El cine de José Luis Garci tiene apasionados partidarios y no menos furibundos detractores. Algunos de estos últimos no le perdonan su independencia, ni el que suela nadar contra corriente tanto en los temas de sus películas como en algunos de sus rasgos estéticos e ideológicos. En lo que a mí concierne, tengo que reconocer que las películas de Garci me dejan un tanto frío. No las he visto todas, así que he de admitir que mis opiniones son un tanto inconsistentes, pero, tal vez con la excepción de El crack, encuentro en ellas una sentimentalidad que no acaba de gustarme.

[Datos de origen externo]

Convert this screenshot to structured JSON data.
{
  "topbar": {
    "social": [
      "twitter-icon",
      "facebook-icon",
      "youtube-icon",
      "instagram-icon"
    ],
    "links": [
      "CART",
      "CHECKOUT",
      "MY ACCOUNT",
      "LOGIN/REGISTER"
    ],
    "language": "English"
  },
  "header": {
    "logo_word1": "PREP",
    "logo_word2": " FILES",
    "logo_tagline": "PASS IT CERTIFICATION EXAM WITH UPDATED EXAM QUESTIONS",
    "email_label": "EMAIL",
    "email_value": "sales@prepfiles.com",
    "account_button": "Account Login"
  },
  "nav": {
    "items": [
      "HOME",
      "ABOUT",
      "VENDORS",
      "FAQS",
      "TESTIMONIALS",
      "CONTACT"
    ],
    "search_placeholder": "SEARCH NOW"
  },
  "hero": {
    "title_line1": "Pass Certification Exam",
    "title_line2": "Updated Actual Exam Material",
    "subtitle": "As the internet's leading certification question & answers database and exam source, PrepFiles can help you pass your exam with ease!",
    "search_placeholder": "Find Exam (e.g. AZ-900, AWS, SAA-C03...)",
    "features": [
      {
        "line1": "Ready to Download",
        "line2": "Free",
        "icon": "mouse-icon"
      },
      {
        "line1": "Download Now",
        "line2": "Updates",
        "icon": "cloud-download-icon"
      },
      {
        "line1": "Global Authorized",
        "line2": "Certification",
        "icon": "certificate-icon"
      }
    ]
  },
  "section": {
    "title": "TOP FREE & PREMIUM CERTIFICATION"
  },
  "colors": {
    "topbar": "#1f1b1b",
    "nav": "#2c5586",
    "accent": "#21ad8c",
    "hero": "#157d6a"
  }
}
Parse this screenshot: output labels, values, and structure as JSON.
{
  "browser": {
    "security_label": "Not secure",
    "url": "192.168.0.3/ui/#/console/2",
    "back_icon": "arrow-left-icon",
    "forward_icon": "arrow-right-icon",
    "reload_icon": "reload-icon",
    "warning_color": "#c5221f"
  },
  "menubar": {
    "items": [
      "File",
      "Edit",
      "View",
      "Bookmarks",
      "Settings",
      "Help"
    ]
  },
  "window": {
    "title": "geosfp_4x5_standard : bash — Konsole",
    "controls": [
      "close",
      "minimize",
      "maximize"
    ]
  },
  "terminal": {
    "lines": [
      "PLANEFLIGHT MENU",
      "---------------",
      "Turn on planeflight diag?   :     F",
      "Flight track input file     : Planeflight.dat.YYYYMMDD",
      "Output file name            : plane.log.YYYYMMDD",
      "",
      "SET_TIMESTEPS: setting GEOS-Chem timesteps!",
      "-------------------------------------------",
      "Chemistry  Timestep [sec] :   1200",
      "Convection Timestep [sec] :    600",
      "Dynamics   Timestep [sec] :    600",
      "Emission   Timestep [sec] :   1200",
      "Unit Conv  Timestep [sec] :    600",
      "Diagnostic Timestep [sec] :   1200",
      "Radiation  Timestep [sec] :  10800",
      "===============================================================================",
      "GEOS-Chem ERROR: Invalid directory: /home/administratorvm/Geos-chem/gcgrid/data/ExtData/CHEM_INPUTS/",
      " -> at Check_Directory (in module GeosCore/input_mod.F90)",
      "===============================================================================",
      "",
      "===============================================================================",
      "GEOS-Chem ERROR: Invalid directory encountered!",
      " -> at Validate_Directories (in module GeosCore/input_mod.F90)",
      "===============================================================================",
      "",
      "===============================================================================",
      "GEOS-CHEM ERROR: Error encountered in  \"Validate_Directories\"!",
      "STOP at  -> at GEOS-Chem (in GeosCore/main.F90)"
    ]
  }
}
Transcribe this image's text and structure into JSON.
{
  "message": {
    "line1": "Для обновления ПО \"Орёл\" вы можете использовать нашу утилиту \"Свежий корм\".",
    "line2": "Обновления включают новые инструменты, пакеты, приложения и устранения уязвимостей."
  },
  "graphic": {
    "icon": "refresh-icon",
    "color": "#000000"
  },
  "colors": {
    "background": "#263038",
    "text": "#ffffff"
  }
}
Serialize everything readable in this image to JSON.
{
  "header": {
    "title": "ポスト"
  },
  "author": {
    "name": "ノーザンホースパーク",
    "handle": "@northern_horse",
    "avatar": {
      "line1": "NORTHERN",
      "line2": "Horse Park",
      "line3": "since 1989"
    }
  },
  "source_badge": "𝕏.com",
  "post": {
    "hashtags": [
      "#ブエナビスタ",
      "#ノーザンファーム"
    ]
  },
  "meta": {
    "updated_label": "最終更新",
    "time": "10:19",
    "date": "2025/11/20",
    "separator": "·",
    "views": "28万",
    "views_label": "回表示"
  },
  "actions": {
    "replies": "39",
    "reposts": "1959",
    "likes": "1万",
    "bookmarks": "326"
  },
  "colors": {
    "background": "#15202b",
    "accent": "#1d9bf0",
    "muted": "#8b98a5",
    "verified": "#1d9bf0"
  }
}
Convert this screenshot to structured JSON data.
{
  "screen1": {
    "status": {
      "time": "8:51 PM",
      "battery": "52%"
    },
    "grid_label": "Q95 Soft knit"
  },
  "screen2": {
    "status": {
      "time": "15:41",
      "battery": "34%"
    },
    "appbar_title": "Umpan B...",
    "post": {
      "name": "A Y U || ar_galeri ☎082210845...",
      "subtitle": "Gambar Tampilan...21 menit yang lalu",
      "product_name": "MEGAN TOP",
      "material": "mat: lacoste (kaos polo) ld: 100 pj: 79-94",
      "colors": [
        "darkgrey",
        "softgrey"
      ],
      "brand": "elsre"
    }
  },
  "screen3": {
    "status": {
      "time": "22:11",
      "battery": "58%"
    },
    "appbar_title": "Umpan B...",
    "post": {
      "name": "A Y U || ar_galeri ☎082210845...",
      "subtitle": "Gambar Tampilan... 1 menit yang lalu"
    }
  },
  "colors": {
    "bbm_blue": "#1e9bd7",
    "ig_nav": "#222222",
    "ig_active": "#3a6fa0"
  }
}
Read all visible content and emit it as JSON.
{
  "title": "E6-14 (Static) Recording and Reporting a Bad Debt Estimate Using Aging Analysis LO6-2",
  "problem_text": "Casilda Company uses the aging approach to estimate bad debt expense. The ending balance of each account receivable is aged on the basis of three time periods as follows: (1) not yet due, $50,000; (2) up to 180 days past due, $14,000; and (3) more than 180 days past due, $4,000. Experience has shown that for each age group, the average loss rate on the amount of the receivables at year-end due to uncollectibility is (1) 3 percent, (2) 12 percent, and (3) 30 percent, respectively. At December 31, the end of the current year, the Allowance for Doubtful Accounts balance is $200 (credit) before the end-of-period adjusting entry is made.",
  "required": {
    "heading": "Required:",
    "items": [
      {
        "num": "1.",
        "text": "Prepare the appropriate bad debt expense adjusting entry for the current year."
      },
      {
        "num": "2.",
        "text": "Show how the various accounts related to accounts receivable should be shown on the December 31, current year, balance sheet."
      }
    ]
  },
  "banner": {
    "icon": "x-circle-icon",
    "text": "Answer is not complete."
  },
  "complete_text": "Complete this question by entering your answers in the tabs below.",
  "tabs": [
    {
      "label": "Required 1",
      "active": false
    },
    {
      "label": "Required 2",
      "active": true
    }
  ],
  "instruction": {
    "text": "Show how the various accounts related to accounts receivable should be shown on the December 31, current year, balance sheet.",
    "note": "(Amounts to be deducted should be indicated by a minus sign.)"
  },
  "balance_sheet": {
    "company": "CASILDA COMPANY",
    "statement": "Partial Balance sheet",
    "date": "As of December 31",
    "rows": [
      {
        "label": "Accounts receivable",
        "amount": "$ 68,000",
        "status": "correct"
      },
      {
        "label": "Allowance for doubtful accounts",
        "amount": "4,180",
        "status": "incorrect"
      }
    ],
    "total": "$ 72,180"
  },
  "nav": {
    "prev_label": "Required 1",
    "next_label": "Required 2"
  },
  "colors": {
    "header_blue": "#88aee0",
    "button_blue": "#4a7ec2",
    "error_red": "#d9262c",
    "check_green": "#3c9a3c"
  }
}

Todo lo cual no quita para que tenga una alta consideración de José Luis Garci como divulgador cinematográfico y hombre de cultura, sobre todo desde que puso en antena Qué grande es el cine, uno de los pocos programas que merecen la pena en la actual parrilla de la televisión. Se le han señalado muchos defectos de organización y formato -no es el menor su horario, que le ha hecho acreedor a ingeniosas variantes del título, como Qué tarde es el cine-, lo han sometido a innumerables parodias y cuchufletas, pero ahí está, tan sólido e interesante como el primer día, un espacio de cine-fórum que lleva un montón de años en antena, que nos ha ofrecido títulos memorables y que, a diferencia de tantos otros productos televisivos, sabe respetar la inteligencia del espectador.